The newer, improved switch has gone back into production at a Delphi plant in Mexico. Barra said two shifts of workers were making the switch, with a goal of having initial shipments ready for dealers by early April.
GM has said it will replace the old switch with the new one, at no charge to vehicle owners. In the interim, Barra told customers in a video on a company website that the recalled cars were safe to drive, as long as there were no objects attached to the ignition key.

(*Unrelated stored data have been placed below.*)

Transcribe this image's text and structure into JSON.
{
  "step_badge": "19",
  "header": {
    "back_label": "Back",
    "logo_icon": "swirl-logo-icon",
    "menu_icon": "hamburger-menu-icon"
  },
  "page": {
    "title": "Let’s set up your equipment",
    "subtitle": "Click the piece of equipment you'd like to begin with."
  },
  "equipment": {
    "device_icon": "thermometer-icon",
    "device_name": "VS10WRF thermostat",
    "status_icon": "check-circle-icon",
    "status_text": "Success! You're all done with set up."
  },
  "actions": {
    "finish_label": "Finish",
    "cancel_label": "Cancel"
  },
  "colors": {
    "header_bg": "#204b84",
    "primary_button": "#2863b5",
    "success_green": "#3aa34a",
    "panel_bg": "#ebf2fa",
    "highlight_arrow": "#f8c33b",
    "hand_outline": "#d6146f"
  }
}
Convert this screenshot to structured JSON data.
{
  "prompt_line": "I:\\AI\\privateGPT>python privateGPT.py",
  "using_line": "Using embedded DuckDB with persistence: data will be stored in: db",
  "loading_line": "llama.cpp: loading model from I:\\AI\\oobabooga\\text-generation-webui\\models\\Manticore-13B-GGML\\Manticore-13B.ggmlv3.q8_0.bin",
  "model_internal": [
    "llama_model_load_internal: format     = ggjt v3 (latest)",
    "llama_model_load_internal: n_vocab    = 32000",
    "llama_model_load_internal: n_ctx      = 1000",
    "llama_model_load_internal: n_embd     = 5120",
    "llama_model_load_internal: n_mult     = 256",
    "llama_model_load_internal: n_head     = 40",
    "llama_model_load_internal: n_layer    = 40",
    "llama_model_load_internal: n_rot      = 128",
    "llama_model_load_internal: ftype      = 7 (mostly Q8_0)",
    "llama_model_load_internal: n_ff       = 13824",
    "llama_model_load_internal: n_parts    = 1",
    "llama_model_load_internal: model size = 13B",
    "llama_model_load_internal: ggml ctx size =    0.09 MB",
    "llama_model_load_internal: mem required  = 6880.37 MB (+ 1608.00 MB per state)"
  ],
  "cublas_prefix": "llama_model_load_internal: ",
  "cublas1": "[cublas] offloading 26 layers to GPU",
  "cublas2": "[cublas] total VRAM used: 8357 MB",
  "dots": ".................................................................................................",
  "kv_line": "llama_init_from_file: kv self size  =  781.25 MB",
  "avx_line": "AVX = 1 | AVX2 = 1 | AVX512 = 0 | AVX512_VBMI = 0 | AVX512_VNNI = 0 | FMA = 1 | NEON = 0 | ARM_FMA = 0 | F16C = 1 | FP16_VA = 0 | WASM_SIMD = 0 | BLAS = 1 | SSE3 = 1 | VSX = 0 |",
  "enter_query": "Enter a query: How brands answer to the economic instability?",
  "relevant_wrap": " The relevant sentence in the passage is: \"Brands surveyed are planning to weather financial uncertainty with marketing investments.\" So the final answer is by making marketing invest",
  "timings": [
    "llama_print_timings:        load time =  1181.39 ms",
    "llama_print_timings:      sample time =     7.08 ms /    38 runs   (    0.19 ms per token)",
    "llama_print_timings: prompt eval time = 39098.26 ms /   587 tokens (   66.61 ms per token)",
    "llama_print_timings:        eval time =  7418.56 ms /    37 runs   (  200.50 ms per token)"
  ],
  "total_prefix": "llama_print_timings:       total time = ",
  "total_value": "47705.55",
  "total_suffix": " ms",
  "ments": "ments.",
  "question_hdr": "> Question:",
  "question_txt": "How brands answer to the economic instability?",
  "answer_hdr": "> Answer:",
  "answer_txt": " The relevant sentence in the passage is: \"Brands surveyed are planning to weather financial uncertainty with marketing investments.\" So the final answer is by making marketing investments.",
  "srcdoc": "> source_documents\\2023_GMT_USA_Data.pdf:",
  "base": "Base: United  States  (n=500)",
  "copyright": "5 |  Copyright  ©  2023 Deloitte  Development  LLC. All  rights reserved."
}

The moment that will linger for Hood is when he removed the switch from the ignition assembly salvaged from Melton’s car. He then replaced it with the store-bought part, and realized how much better the entire part worked.
“It’s satisfying to me because I’m working on behalf of the Meltons,” he said. “It won’t bring their daughter back, but if it goes toward a better understanding of the problem, it might save someone else.”
Material from The Associated Press is included in this report.